A return of optimism around near-term fed funds cuts will take more than retail sales and soft industrial production (and capacity utilization). Perhaps PPI will help the UST bulls again tomorrow, but a constructive earnings season provides more important sea level support to the economic handicapping that cannot be ignored.
We tend to favor payroll and corporate earnings and guidance color more than retail sales. PCE and Income and Outlays at month end (next release on leap year Feb 29) are always high on the priority list, and FOMC minutes next week after the holiday will hold some clues on what is going on “in the room where it happens.”
The above chart gives some timeline perspective to what the -0.8% means when looking back across the hot markets of 2021 and the tightening cycle pain of 2022 that led to so many bearish calls on cyclical life expectancy. Late 2022 and early 2023 shared some similarities with this month’s numbers. We saw an unusual swing higher last year in Jan 2023.
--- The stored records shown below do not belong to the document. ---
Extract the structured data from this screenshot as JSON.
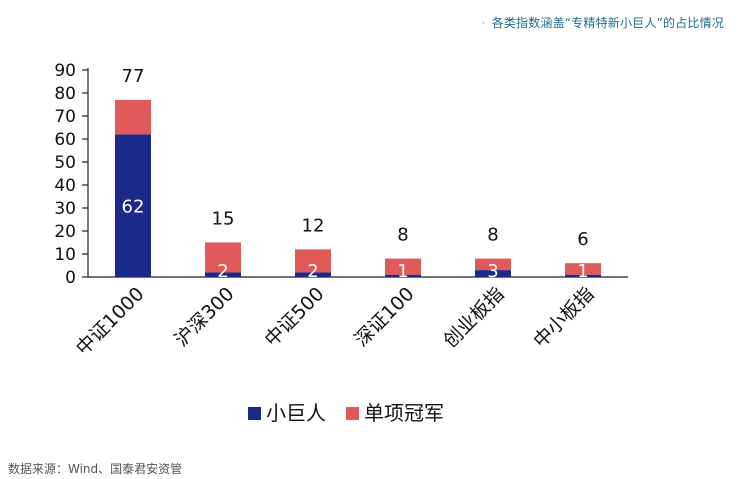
{
  "caption": "各类指数涵盖“专精特新小巨人”的占比情况",
  "source": "数据来源：Wind、国泰君安资管",
  "chart_data": {
    "type": "bar",
    "stacked": true,
    "categories": [
      "中证1000",
      "沪深300",
      "中证500",
      "深证100",
      "创业板指",
      "中小板指"
    ],
    "series": [
      {
        "name": "小巨人",
        "color": "#1b2a8a",
        "values": [
          62,
          2,
          2,
          1,
          3,
          1
        ]
      },
      {
        "name": "单项冠军",
        "color": "#e05a5a",
        "values": [
          15,
          13,
          10,
          7,
          5,
          5
        ]
      }
    ],
    "totals": [
      77,
      15,
      12,
      8,
      8,
      6
    ],
    "inner_labels": [
      "62",
      "2",
      "2",
      "1",
      "3",
      "1"
    ],
    "ylim": [
      0,
      90
    ],
    "yticks": [
      0,
      10,
      20,
      30,
      40,
      50,
      60,
      70,
      80,
      90
    ],
    "legend": "bottom",
    "grid": false
  }
}
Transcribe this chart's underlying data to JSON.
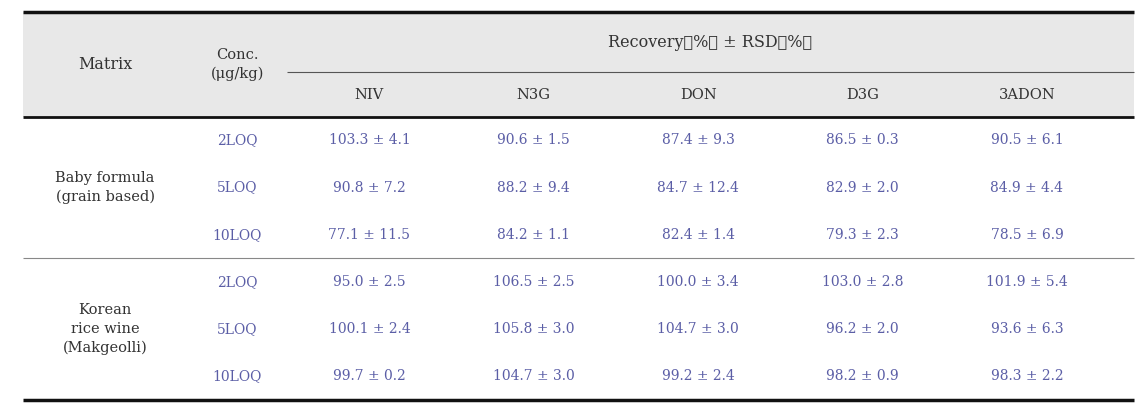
{
  "title_recovery": "Recovery（%） ± RSD（%）",
  "recovery_normal": "Recovery (%) ± RSD (%)",
  "col_headers": [
    "NIV",
    "N3G",
    "DON",
    "D3G",
    "3ADON"
  ],
  "matrix_header": "Matrix",
  "conc_header_line1": "Conc.",
  "conc_header_line2": "(μg/kg)",
  "rows": [
    [
      "Baby formula\n(grain based)",
      "2LOQ",
      "103.3 ± 4.1",
      "90.6 ± 1.5",
      "87.4 ± 9.3",
      "86.5 ± 0.3",
      "90.5 ± 6.1"
    ],
    [
      "",
      "5LOQ",
      "90.8 ± 7.2",
      "88.2 ± 9.4",
      "84.7 ± 12.4",
      "82.9 ± 2.0",
      "84.9 ± 4.4"
    ],
    [
      "",
      "10LOQ",
      "77.1 ± 11.5",
      "84.2 ± 1.1",
      "82.4 ± 1.4",
      "79.3 ± 2.3",
      "78.5 ± 6.9"
    ],
    [
      "Korean\nrice wine\n(Makgeolli)",
      "2LOQ",
      "95.0 ± 2.5",
      "106.5 ± 2.5",
      "100.0 ± 3.4",
      "103.0 ± 2.8",
      "101.9 ± 5.4"
    ],
    [
      "",
      "5LOQ",
      "100.1 ± 2.4",
      "105.8 ± 3.0",
      "104.7 ± 3.0",
      "96.2 ± 2.0",
      "93.6 ± 6.3"
    ],
    [
      "",
      "10LOQ",
      "99.7 ± 0.2",
      "104.7 ± 3.0",
      "99.2 ± 2.4",
      "98.2 ± 0.9",
      "98.3 ± 2.2"
    ]
  ],
  "header_bg": "#e8e8e8",
  "body_bg": "#ffffff",
  "text_color_header": "#333333",
  "text_color_data": "#5b5ea6",
  "text_color_matrix": "#333333",
  "border_color_thick": "#111111",
  "border_color_thin": "#333333",
  "figsize": [
    11.45,
    4.12
  ],
  "dpi": 100
}
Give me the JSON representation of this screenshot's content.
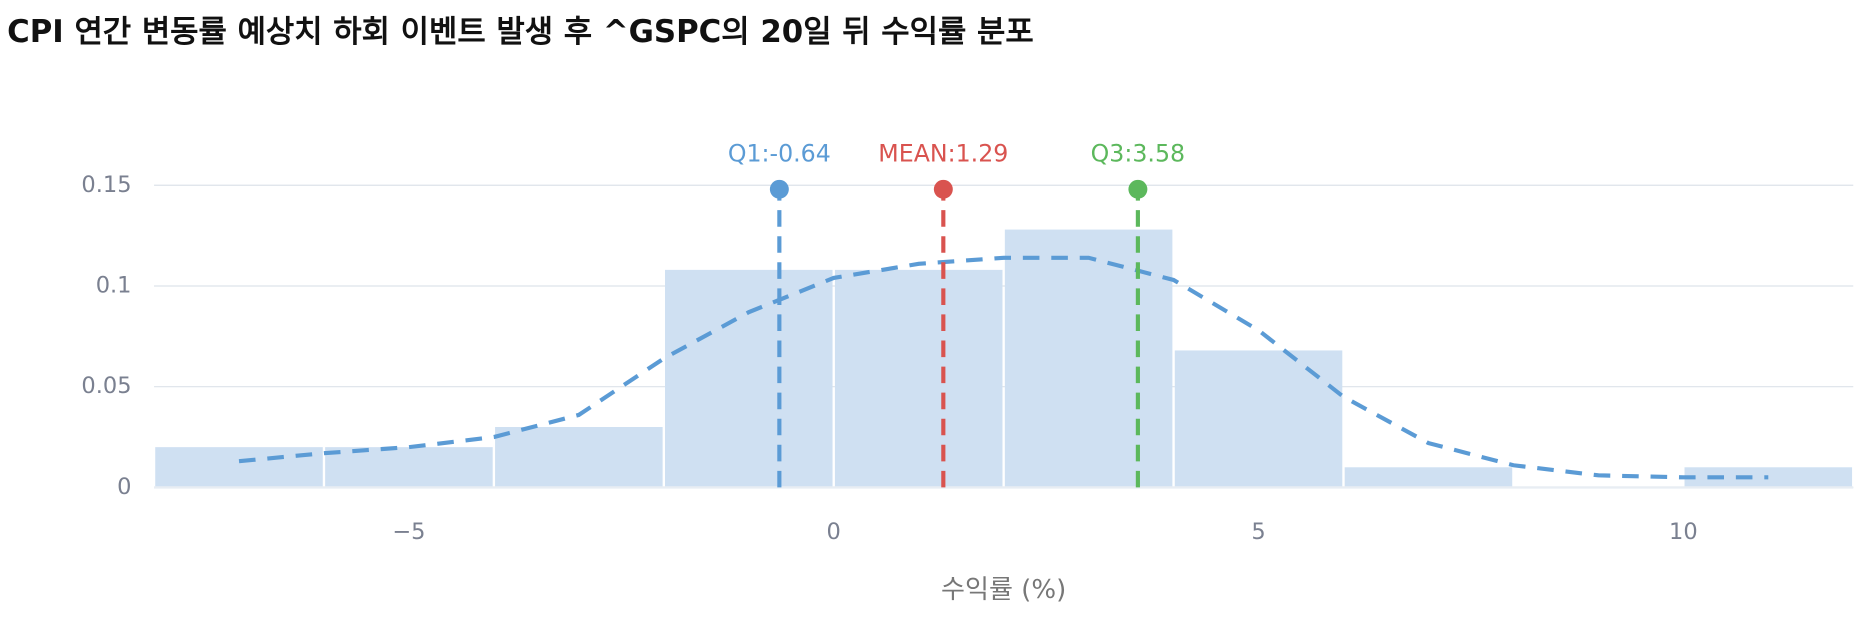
{
  "chart_data": {
    "type": "histogram",
    "title": "CPI 연간 변동률 예상치 하회 이벤트 발생 후 ^GSPC의 20일 뒤 수익률 분포",
    "x_label": "수익률 (%)",
    "bins": [
      -8,
      -6,
      -4,
      -2,
      0,
      2,
      4,
      6,
      8,
      10,
      12
    ],
    "values": [
      0.02,
      0.02,
      0.03,
      0.108,
      0.108,
      0.128,
      0.068,
      0.01,
      0,
      0.01
    ],
    "color": "#cfe0f2",
    "kde": {
      "color": "#5b9bd5",
      "x": [
        -7,
        -6,
        -5,
        -4,
        -3,
        -2,
        -1,
        0,
        1,
        2,
        3,
        4,
        5,
        6,
        7,
        8,
        9,
        10,
        11
      ],
      "values": [
        0.013,
        0.017,
        0.02,
        0.025,
        0.036,
        0.064,
        0.087,
        0.104,
        0.111,
        0.114,
        0.114,
        0.103,
        0.078,
        0.045,
        0.022,
        0.011,
        0.006,
        0.005,
        0.005
      ]
    },
    "markers": [
      {
        "label": "Q1:-0.64",
        "x": -0.64,
        "y": 0.148,
        "color": "#5b9bd5"
      },
      {
        "label": "MEAN:1.29",
        "x": 1.29,
        "y": 0.148,
        "color": "#d9534f"
      },
      {
        "label": "Q3:3.58",
        "x": 3.58,
        "y": 0.148,
        "color": "#5cb85c"
      }
    ],
    "xlim": [
      -8,
      12
    ],
    "ylim": [
      0,
      0.17
    ],
    "xticks": [
      {
        "value": -5,
        "label": "−5"
      },
      0,
      5,
      10
    ],
    "yticks": [
      0,
      0.05,
      0.1,
      0.15
    ],
    "grid": true
  }
}
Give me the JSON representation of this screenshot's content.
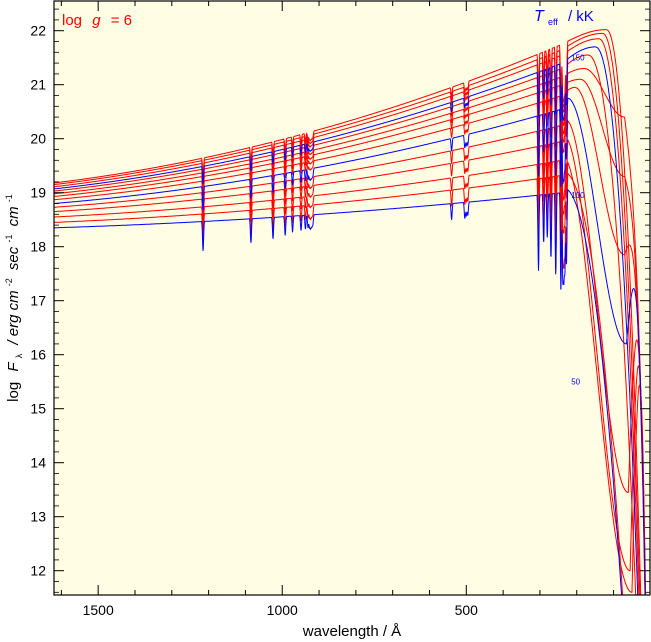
{
  "chart_data": {
    "type": "line",
    "xlabel": "wavelength / Å",
    "ylabel": "log Fλ / erg cm⁻² sec⁻¹ cm⁻¹",
    "ylabel_parts": {
      "log": "log",
      "F": "F",
      "lambda": "λ",
      "rest": "/ erg cm",
      "e2": "-2",
      "sec": "sec",
      "e1": "-1",
      "cm": "cm",
      "e3": "-1"
    },
    "xlim": [
      1620,
      1
    ],
    "ylim": [
      11.55,
      22.55
    ],
    "x_ticks": [
      1500,
      1000,
      500
    ],
    "x_tick_labels": [
      "1500",
      "1000",
      "500"
    ],
    "y_ticks": [
      12,
      13,
      14,
      15,
      16,
      17,
      18,
      19,
      20,
      21,
      22
    ],
    "y_tick_labels": [
      "12",
      "13",
      "14",
      "15",
      "16",
      "17",
      "18",
      "19",
      "20",
      "21",
      "22"
    ],
    "annotation_left": {
      "text": "log g = 6",
      "parts": [
        "log",
        "g",
        "= 6"
      ],
      "color": "#ff0000"
    },
    "annotation_right": {
      "text": "Teff / kK",
      "parts": [
        "T",
        "eff",
        "/ kK"
      ],
      "color": "#0000ff"
    },
    "curve_labels": [
      {
        "text": "150",
        "x": 215,
        "y": 21.45
      },
      {
        "text": "100",
        "x": 215,
        "y": 18.9
      },
      {
        "text": "50",
        "x": 215,
        "y": 15.45
      }
    ],
    "background_color": "#fffde3",
    "series_colors": {
      "blue": "#0000ff",
      "red": "#ff0000"
    },
    "series": [
      {
        "teff": 50,
        "color": "#0000ff",
        "y1620": 18.35,
        "y240": 19.0,
        "peak_y": 19.1,
        "peak_x": 240,
        "dip_x": null,
        "dip_y": null
      },
      {
        "teff": 60,
        "color": "#ff0000",
        "y1620": 18.45,
        "y240": 19.32,
        "peak_y": 19.4,
        "peak_x": 240,
        "dip_x": null,
        "dip_y": null
      },
      {
        "teff": 70,
        "color": "#ff0000",
        "y1620": 18.55,
        "y240": 19.6,
        "peak_y": 19.7,
        "peak_x": 240,
        "dip_x": 50,
        "dip_y": 11.6
      },
      {
        "teff": 80,
        "color": "#ff0000",
        "y1620": 18.65,
        "y240": 19.95,
        "peak_y": 20.05,
        "peak_x": 235,
        "dip_x": 55,
        "dip_y": 12.0
      },
      {
        "teff": 90,
        "color": "#ff0000",
        "y1620": 18.73,
        "y240": 20.25,
        "peak_y": 20.35,
        "peak_x": 230,
        "dip_x": 60,
        "dip_y": 13.45
      },
      {
        "teff": 100,
        "color": "#0000ff",
        "y1620": 18.8,
        "y240": 20.55,
        "peak_y": 20.75,
        "peak_x": 225,
        "dip_x": 65,
        "dip_y": 16.2
      },
      {
        "teff": 110,
        "color": "#ff0000",
        "y1620": 18.87,
        "y240": 20.8,
        "peak_y": 20.95,
        "peak_x": 205,
        "dip_x": 70,
        "dip_y": 17.85
      },
      {
        "teff": 120,
        "color": "#ff0000",
        "y1620": 18.93,
        "y240": 21.0,
        "peak_y": 21.1,
        "peak_x": 190,
        "dip_x": 70,
        "dip_y": 19.3
      },
      {
        "teff": 130,
        "color": "#ff0000",
        "y1620": 18.98,
        "y240": 21.15,
        "peak_y": 21.3,
        "peak_x": 180,
        "dip_x": 70,
        "dip_y": 20.4
      },
      {
        "teff": 140,
        "color": "#ff0000",
        "y1620": 19.03,
        "y240": 21.3,
        "peak_y": 21.55,
        "peak_x": 170,
        "dip_x": null,
        "dip_y": null
      },
      {
        "teff": 150,
        "color": "#0000ff",
        "y1620": 19.07,
        "y240": 21.4,
        "peak_y": 21.7,
        "peak_x": 150,
        "dip_x": null,
        "dip_y": null
      },
      {
        "teff": 160,
        "color": "#ff0000",
        "y1620": 19.11,
        "y240": 21.55,
        "peak_y": 21.85,
        "peak_x": 140,
        "dip_x": null,
        "dip_y": null
      },
      {
        "teff": 170,
        "color": "#ff0000",
        "y1620": 19.15,
        "y240": 21.65,
        "peak_y": 21.95,
        "peak_x": 130,
        "dip_x": null,
        "dip_y": null
      },
      {
        "teff": 180,
        "color": "#ff0000",
        "y1620": 19.18,
        "y240": 21.75,
        "peak_y": 22.02,
        "peak_x": 120,
        "dip_x": null,
        "dip_y": null
      }
    ],
    "lines": [
      {
        "x": 1215,
        "depth": 0.55
      },
      {
        "x": 1085,
        "depth": 0.45
      },
      {
        "x": 1025,
        "depth": 0.4
      },
      {
        "x": 992,
        "depth": 0.35
      },
      {
        "x": 972,
        "depth": 0.3
      },
      {
        "x": 949,
        "depth": 0.28
      },
      {
        "x": 937,
        "depth": 0.26
      },
      {
        "x": 930,
        "depth": 0.24
      },
      {
        "x": 926,
        "depth": 0.22
      },
      {
        "x": 923,
        "depth": 0.22
      },
      {
        "x": 920,
        "depth": 0.2
      },
      {
        "x": 917,
        "depth": 0.18
      },
      {
        "x": 540,
        "depth": 0.3
      },
      {
        "x": 504,
        "depth": 0.3
      },
      {
        "x": 500,
        "depth": 0.25
      },
      {
        "x": 496,
        "depth": 0.25
      },
      {
        "x": 304,
        "depth": 1.4
      },
      {
        "x": 290,
        "depth": 0.9
      },
      {
        "x": 280,
        "depth": 0.8
      },
      {
        "x": 270,
        "depth": 1.2
      },
      {
        "x": 257,
        "depth": 1.5
      },
      {
        "x": 243,
        "depth": 1.8
      },
      {
        "x": 238,
        "depth": 1.6
      },
      {
        "x": 235,
        "depth": 1.5
      },
      {
        "x": 232,
        "depth": 1.4
      },
      {
        "x": 228,
        "depth": 1.4
      }
    ]
  }
}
The above chart updates the ex-autos and gasoline time series. The negative number from Yin still leaves Yang in the lead with a positive consumer story line until more releases prove otherwise or jobs actually start to go down. The low initial claims are still wildly below what is needed to rattle payroll counts (see Employment: What 200K Handles on Initial Claims Means (Not Much) 12-16-23). Sentiment indicators are also still waiting for more signals (see Consumer Sentiment: Multiple Personalities 1-19-24). We will get some more hints on that front tomorrow and at the start of March.